As long as the political taboo on raising taxes endures, the service will be in financial peril. 

It has long been clear that the NHS is in financial ill-health. But today's figures, conveniently delayed until after the Conservative conference, are still stunningly bad. The service ran a deficit of £930m between April and June (greater than the £820m recorded for the whole of the 2014/15 financial year) and is on course for a shortfall of at least £2bn this year - its worst position for a generation. 

Though often described as having been shielded from austerity, owing to its ring-fenced budget, the NHS is enduring the toughest spending settlement in its history. Since 1950, health spending has grown at an average annual rate of 4 per cent, but over the last parliament it rose by just 0.5 per cent. An ageing population, rising treatment costs and the social care crisis all mean that the NHS has to run merely to stand still. The Tories have pledged to provide £10bn more for the service but this still leaves £20bn of efficiency savings required. 

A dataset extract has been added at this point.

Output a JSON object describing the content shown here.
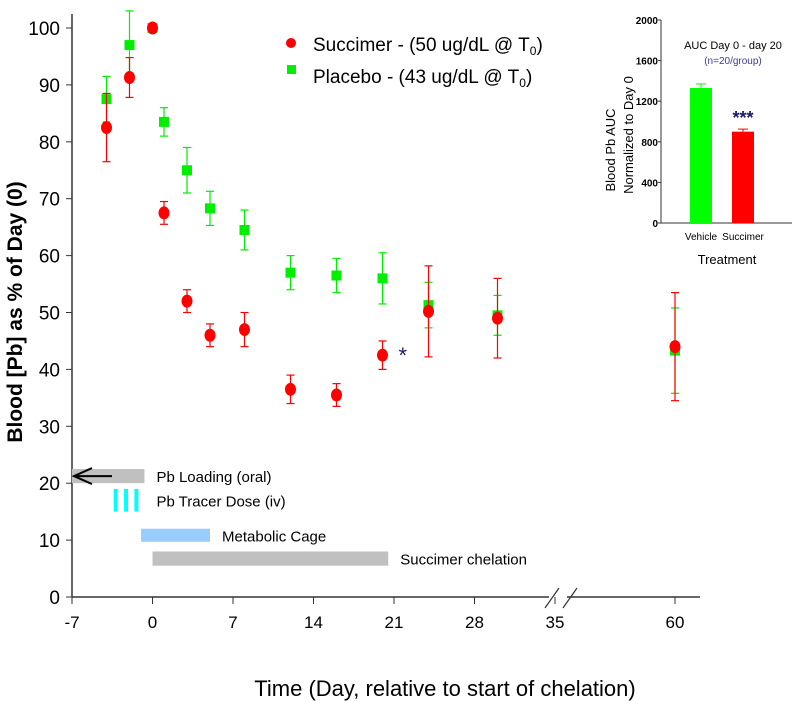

Speculation is now turning to whether George Osborne will provide an emergency injection of funds in the Autumn Statement on 25 November. But the long-term question is whether anyone is prepared to offer a sustainable solution to the crisis. Health experts argue that only a rise in general taxation (income tax, VAT, national insurance), patient charges or a hypothecated "health tax" will secure the future of a universal, high-quality service. But the political taboo against increasing taxes on all but the richest means no politician has ventured into this territory. Shadow health secretary Heidi Alexander has today called for the government to "find money urgently to get through the coming winter months". But the bigger question is whether, under Jeremy Corbyn, Labour is prepared to go beyond sticking-plaster solutions. 

George Eaton is political editor of the New Statesman.